私たちに「存在意義」をもたらす「物語」

 上記の中塚氏の論文に関連して、精神科医らしい人の日記から。

 未熟な自己愛を持ち、自己愛の傷つきに耐性のない彼らは、万能的自己像が傷つくのをおそれて他人からひきこもります。でも、彼らはやはり「なかま」を、他者との関わりを求めているわけです。
 普通だと、他者と関われば現実原則にさらされるわけで、万能的な自己像は傷つかずにはいられません。しかし、「前世」という、この世とは関わりのない場所に万能的自己像を保持しておけば、自己愛の傷つきを怖れることなく関わりを持つことができます。他の自己愛者も、同じ前世を共有しさえすれば、傷つくことなく関わりに参加することができます。
 「あなたは前世では魔術師だったのよ!」とか言われても、現実に適応している人なら「はぁ?」と引くだけでしょう。でも、未熟な自己愛を抱えたまま、圧倒的な空虚感を感じて日々をすごしている人であれば、心の片隅ではありえないと思いつつも、「そうだったのか!」と思ってしまうのではないでしょうか。それはまさに“奇跡”です。きのうの「艦長からのメッセージ」ですね。かくして、「前世」のネットワークは広がっていく、と。
 つまり、「前世」とは、万能感を維持したまま他者と関わる彼らなりの方法なんじゃないでしょうか。

 ここでは彼の言う「自己愛型ひきこもり」が、自分の存在に万能感をもたらす「物語」との関係で語られている。
 私が上の方で考えた「敵との対峙」は、こういう空想的な「物語」を呼び込んではいけない・・・・
 断じていけない。
 いや、「敵の存在」こそが、自分を巻き込んだ存在世界を「フィクション」として立体的に立ち上げ、努力を駆動するようになるのでしょうか。

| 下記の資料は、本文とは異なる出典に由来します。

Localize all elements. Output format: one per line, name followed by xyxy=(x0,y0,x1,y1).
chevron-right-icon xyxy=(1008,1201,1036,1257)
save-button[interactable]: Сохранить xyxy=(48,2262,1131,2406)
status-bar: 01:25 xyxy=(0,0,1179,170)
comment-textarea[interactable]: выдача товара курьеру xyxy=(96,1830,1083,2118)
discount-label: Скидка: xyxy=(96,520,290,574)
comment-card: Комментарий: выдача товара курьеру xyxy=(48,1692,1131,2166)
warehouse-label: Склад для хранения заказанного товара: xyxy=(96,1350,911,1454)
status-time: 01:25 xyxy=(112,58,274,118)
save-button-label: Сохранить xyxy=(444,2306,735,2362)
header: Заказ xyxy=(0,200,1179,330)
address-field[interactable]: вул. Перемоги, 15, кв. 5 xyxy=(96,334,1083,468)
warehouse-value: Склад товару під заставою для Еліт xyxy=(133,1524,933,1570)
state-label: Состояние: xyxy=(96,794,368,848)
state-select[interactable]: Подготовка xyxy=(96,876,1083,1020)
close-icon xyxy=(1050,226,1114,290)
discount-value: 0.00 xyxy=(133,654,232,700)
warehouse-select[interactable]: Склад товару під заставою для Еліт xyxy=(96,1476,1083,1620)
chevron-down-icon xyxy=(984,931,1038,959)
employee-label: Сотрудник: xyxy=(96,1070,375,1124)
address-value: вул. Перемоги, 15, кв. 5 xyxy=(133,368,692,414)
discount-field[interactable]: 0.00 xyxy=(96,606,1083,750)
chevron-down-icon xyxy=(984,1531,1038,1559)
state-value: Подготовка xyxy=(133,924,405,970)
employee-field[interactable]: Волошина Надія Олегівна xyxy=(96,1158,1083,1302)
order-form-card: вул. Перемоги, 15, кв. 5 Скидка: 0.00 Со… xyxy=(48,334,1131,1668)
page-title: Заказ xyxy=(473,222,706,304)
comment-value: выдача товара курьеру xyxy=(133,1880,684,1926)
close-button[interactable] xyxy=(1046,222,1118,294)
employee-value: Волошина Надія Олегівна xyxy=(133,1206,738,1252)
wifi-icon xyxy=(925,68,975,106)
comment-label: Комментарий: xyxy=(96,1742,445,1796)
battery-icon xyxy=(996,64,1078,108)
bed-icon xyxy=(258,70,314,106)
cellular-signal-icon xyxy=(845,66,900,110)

 「前世」や「私の存在の意味」を空想するこうした夢想家たちを、私は激しく嫌悪します。それは対話的に見えて、相手に自分の意味を押し付けるにすぎない。
 私はおそらく、物語との関係における万能感をもって「敵」と対峙するのではなく、打ちひしがれた一個人として、空想的にフィクション化されることのない(脱神秘化された)敵と対峙する。その相手が「敵」であるのは、「物語」との関係においてではなくて、ただそのたびごとに発せられる「言葉」や「行動」においてだ。相手を実体化してカテゴライズするのは、それ自体が対象の神秘化だ(ただし、ほとんどの個人は、カテゴライズしても不都合がないぐらいに変化に乏しいものであるが)。
 「自分の戦い」が見出せない時に、たぶん人は「意味」を見失う。